I also wonder why Rif takes the detour to his apartment, and why Winga acquiesces to it. It needs more grounding in the story, and more sense of how it fits into the arc of the plot.

On a more general level, I kept noticing something I call viewpoint tagging. When a writer is establishing viewpoint, she will make use of various phrases and devices that say, “This is the POV. This is the camera angle. This. Right here.” Our experience of events is filtered through one or more characters, rather than conveyed through choice of words, position within a scene (what we see and from where), or emotional reactions to what’s done and said.
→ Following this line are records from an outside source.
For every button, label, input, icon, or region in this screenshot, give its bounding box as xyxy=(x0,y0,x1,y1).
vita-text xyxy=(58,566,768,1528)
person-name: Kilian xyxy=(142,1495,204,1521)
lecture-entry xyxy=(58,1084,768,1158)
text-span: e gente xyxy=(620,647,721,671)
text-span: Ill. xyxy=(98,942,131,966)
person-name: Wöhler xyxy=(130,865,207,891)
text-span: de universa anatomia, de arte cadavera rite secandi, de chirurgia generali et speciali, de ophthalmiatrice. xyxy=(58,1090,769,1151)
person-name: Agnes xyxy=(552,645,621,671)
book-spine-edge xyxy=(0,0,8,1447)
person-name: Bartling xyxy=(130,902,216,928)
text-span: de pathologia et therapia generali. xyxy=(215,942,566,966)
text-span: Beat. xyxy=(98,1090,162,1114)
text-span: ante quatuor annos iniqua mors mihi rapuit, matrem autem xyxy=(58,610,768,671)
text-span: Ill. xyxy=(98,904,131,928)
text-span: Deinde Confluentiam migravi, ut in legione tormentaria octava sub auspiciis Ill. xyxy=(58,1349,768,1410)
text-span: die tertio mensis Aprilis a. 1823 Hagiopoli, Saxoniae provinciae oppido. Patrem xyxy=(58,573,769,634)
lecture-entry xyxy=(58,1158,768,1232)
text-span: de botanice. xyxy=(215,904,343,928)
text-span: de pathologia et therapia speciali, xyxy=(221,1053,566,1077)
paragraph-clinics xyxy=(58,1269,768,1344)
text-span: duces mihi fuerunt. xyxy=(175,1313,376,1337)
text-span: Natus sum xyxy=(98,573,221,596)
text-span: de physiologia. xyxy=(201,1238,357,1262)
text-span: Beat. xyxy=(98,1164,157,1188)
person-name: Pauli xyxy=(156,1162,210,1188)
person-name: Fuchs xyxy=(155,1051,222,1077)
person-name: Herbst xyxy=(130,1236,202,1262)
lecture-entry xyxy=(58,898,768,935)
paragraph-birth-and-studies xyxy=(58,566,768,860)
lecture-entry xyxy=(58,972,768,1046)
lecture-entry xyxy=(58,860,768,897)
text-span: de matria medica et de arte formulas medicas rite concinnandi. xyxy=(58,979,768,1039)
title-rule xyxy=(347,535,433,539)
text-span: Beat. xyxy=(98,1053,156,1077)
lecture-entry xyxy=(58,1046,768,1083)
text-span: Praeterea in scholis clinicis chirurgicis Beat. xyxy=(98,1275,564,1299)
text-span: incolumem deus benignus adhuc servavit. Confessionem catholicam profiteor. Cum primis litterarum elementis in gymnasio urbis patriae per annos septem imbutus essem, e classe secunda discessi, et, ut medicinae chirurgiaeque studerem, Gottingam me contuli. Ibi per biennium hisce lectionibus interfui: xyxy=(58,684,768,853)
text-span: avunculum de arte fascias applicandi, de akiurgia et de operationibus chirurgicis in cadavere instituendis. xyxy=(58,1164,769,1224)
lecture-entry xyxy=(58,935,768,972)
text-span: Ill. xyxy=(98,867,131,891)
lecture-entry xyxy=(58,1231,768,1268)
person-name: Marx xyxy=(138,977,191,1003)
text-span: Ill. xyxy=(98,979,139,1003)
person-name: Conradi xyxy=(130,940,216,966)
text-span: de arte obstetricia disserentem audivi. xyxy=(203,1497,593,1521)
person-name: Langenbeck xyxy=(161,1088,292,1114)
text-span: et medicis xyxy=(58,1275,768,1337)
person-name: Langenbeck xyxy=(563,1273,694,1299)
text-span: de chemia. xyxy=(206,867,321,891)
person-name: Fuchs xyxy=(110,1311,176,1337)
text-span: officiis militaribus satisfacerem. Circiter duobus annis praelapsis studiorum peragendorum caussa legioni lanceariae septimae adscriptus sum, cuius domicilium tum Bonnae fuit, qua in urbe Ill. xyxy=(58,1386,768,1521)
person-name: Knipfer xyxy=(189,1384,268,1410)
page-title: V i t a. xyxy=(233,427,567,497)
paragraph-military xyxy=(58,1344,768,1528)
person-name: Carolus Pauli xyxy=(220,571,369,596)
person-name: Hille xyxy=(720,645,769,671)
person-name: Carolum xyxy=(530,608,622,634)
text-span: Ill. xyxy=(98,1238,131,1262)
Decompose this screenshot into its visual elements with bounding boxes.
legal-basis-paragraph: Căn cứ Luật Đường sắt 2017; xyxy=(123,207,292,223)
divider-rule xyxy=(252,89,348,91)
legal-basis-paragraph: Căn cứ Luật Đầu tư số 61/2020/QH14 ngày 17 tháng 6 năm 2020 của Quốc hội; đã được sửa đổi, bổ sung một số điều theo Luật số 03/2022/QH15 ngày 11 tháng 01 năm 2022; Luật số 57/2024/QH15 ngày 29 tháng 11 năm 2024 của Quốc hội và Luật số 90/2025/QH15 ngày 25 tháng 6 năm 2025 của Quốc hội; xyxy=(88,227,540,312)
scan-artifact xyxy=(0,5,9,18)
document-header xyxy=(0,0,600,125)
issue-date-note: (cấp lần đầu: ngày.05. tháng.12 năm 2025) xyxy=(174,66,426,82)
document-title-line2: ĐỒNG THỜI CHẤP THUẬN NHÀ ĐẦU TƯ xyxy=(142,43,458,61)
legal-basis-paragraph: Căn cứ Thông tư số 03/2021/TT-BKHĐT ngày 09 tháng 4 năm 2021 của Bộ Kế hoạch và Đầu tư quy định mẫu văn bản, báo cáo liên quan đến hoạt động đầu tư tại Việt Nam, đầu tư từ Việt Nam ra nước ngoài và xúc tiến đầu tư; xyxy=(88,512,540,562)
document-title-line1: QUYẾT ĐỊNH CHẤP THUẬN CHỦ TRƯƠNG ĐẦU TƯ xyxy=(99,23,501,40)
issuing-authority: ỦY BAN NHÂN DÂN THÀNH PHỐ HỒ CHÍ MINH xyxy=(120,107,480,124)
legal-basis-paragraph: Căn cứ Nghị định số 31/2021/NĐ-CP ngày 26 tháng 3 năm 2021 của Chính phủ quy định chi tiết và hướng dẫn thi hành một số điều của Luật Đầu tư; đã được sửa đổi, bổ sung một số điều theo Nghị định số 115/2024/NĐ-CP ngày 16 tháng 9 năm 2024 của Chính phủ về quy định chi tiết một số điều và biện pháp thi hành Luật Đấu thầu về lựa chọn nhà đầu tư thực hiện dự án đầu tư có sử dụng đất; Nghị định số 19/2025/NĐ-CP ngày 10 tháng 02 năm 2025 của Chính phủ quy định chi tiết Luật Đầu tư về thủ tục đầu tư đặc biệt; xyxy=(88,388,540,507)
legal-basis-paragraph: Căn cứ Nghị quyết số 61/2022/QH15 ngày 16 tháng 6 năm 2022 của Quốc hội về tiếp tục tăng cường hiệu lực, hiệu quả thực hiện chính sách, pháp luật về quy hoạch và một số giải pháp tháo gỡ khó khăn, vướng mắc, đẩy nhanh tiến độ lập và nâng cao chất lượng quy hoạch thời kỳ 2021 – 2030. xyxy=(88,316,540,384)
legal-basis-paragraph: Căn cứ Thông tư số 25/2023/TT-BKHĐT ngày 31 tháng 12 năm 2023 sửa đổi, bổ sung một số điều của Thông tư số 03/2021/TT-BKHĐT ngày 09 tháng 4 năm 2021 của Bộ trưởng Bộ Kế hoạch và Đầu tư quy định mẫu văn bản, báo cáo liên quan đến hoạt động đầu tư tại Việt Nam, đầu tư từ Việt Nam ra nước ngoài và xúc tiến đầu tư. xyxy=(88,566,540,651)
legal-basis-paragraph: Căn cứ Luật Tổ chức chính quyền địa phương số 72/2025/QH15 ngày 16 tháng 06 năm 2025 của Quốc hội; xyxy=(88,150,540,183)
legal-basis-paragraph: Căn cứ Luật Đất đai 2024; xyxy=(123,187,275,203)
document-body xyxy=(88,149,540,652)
Words like thought and saw and wondered will signal that someone else is experiencing events and we’re being told about them. We may get stage directions, too: His eyes moved on, or He returned to his desk and read. And we’ll get sections of internal monologue, with rhetorical questions:

What would it mean, in practical terms, for a planet to be a matriarchy?

So why was she now willing to go back?

What, oh what had he gotten himself into?

When a character stops to think about things and ask himself questions, the story stops, too. The writer’s challenge is to find ways to get the information across while also keeping the plot in motion.

Dialogue is one way to do this, but as the scenes with Hamir demonstrate, it needs to be done with care. If it turns into a form of exposition, or if the character doesn’t necessarily need to be in the scene, the plot will stall again.

Motion is key. Moving events forward. Choosing the right characters for a scene, and establishing why they’re essential to that scene. Developing arcs of emotion, of action and reaction.

Little things help, too. Choice of words. Variety in that choice. Sometimes repetition can be very effective, driving home a point or building tension. But again, this has to be done with care.

The sequence with the admiral and the cookie and the teacup has an odd sort of resonance. Picked up and cookie repeat and re-repeat. On the one hand, there’s an almost ritual quality to it. On the other, it’s not clear if it’s intentional or if it’s what I call brain-echoes—words and phrases that just keep recurring during the writing process. If it is intentional, a little polish and a bit more work on the prose will help make that clear.

In a later scene we’re told Rif’s pants are too tight. Shortly after that, he says they’re too tight. Later he goes through a sequence of suffering with them, then getting them off.

This, like Hamir’s role in the wedding and its aftermath, seems meant to be humorous. Humor needs a deft touch and spot-on timing. Pruning the repetitions will help—rather than telling and then talking, choose the one that works best for the scene—as will thinking through where the characters go after the wedding, and why they go to those particular places at that particular time.

There’s a lot of good stuff happening here. I love Winga’s deadpan comments; of all the characters in this chapter, she’s my favorite. I would definitely like to see more of her.